I did not know that arithmetic was considered an essential part of the curriculum in cathedral schools and was taught in all monastery schools (Schrader, 1967, p. 267). They emphasized computations as they were seeking to determine the date of Easter. It was also mentioned that numbers were identified with various gods and that odd numbers were considered male and even numbers female (Schrader, 1967, p.267). This reminds me of Alice Major’s (2017) paper from last week that discussed Ordinal Linguistic Personification (OLP), which was the automatic, involuntary tendency for individuals to attribute personal characteristics to sequences like numbers.

Finally, the comparison between university during the Middle Ages and present-day was interesting.
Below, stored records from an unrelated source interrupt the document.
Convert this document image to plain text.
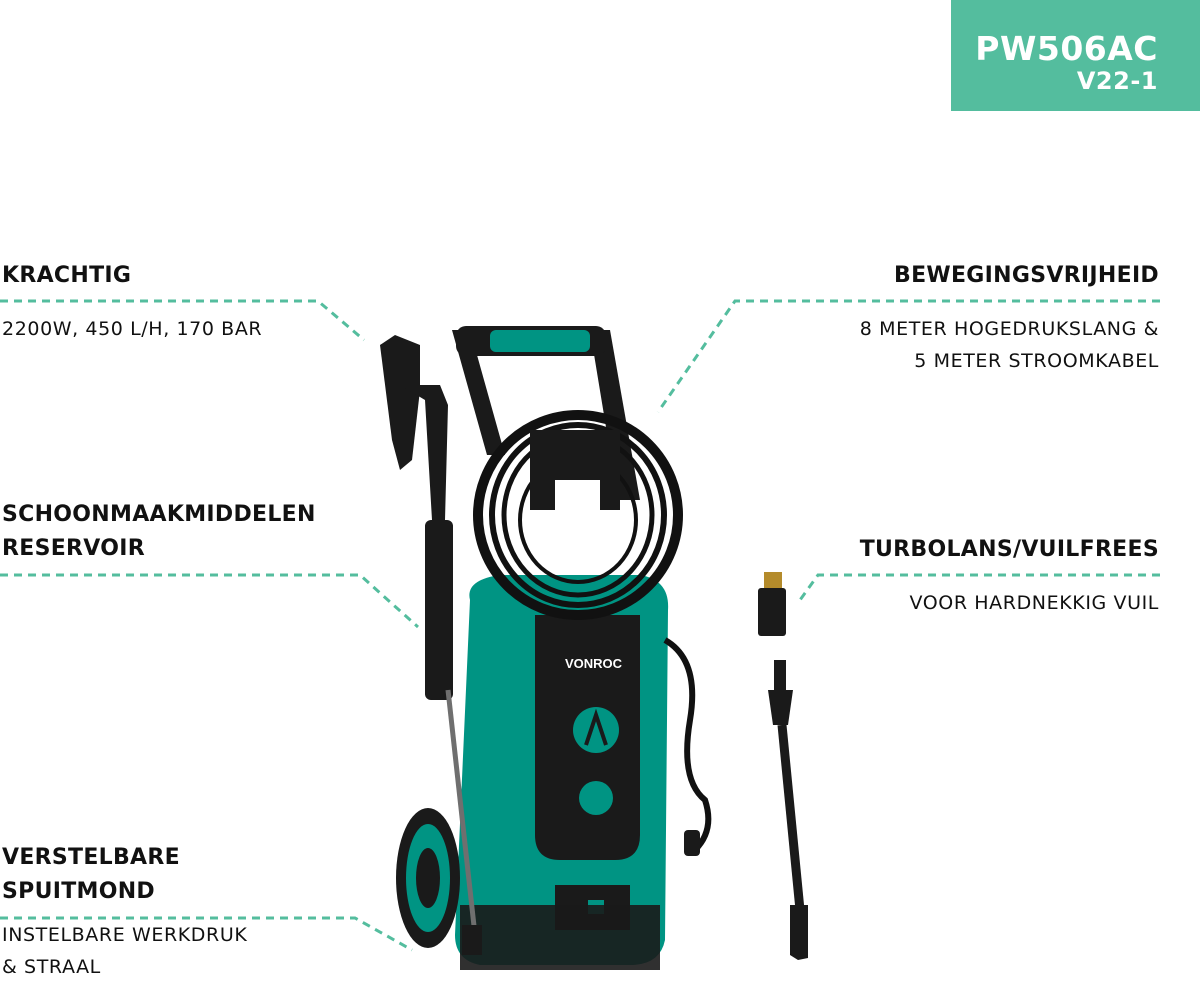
PW506AC
V22-1
KRACHTIG
2200W, 450 L/H, 170 BAR
SCHOONMAAKMIDDELEN
RESERVOIR
VERSTELBARE
SPUITMOND
INSTELBARE WERKDRUK
& STRAAL
BEWEGINGSVRIJHEID
8 METER HOGEDRUKSLANG &
5 METER STROOMKABEL
TURBOLANS/VUILFREES
VOOR HARDNEKKIG VUIL
VONROC
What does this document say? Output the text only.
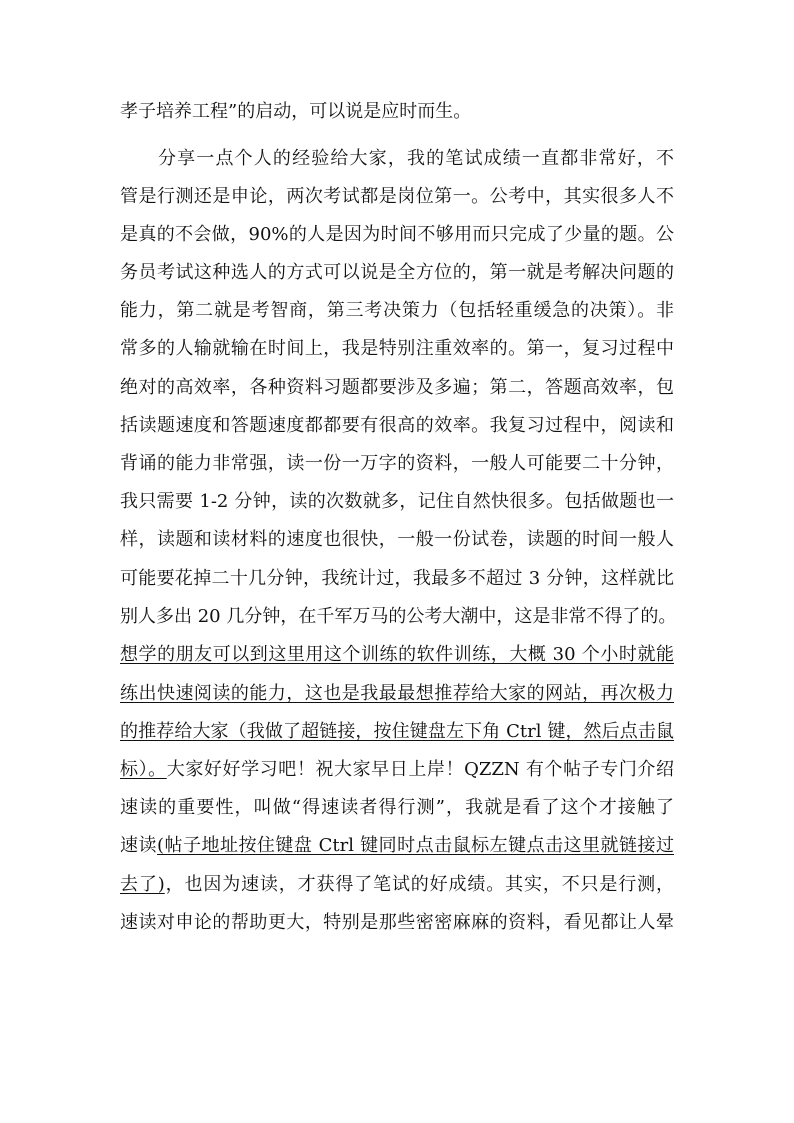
孝子培养工程”的启动，可以说是应时而生。
分享一点个人的经验给大家，我的笔试成绩一直都非常好，不
管是行测还是申论，两次考试都是岗位第一。公考中，其实很多人不
是真的不会做，90%的人是因为时间不够用而只完成了少量的题。公
务员考试这种选人的方式可以说是全方位的，第一就是考解决问题的
能力，第二就是考智商，第三考决策力（包括轻重缓急的决策）。非
常多的人输就输在时间上，我是特别注重效率的。第一，复习过程中
绝对的高效率，各种资料习题都要涉及多遍；第二，答题高效率，包
括读题速度和答题速度都都要有很高的效率。我复习过程中，阅读和
背诵的能力非常强，读一份一万字的资料，一般人可能要二十分钟，
我只需要 1-2 分钟，读的次数就多，记住自然快很多。包括做题也一
样，读题和读材料的速度也很快，一般一份试卷，读题的时间一般人
可能要花掉二十几分钟，我统计过，我最多不超过 3 分钟，这样就比
别人多出 20 几分钟，在千军万马的公考大潮中，这是非常不得了的。
想学的朋友可以到这里用这个训练的软件训练，大概 30 个小时就能
练出快速阅读的能力，这也是我最最想推荐给大家的网站，再次极力
的推荐给大家（我做了超链接，按住键盘左下角 Ctrl 键，然后点击鼠
标）。大家好好学习吧！祝大家早日上岸！QZZN 有个帖子专门介绍
速读的重要性，叫做“得速读者得行测”，我就是看了这个才接触了
速读(帖子地址按住键盘 Ctrl 键同时点击鼠标左键点击这里就链接过
去了)，也因为速读，才获得了笔试的好成绩。其实，不只是行测，
速读对申论的帮助更大，特别是那些密密麻麻的资料，看见都让人晕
Schrader (1967) mentions that university instruction was based on lectures and there were no exams; to qualify for a degree simply required a student to defend or oppose a proposition by another student (p. 272). Schrader concludes that most of material for medieval universities is equivalent to common third grade knowledge today and much of arithmetic taught on ratio and proportions are taught in modern eighth grade mathematics. Though this should not discount the fact that medieval arithmetic concepts are just as challenging today as they were back then.

 

 

Reading:

Schrader, D.V. (1967). The Arithmetic of the medieval universities. The Mathematics Teacher, 60:3. 264-278.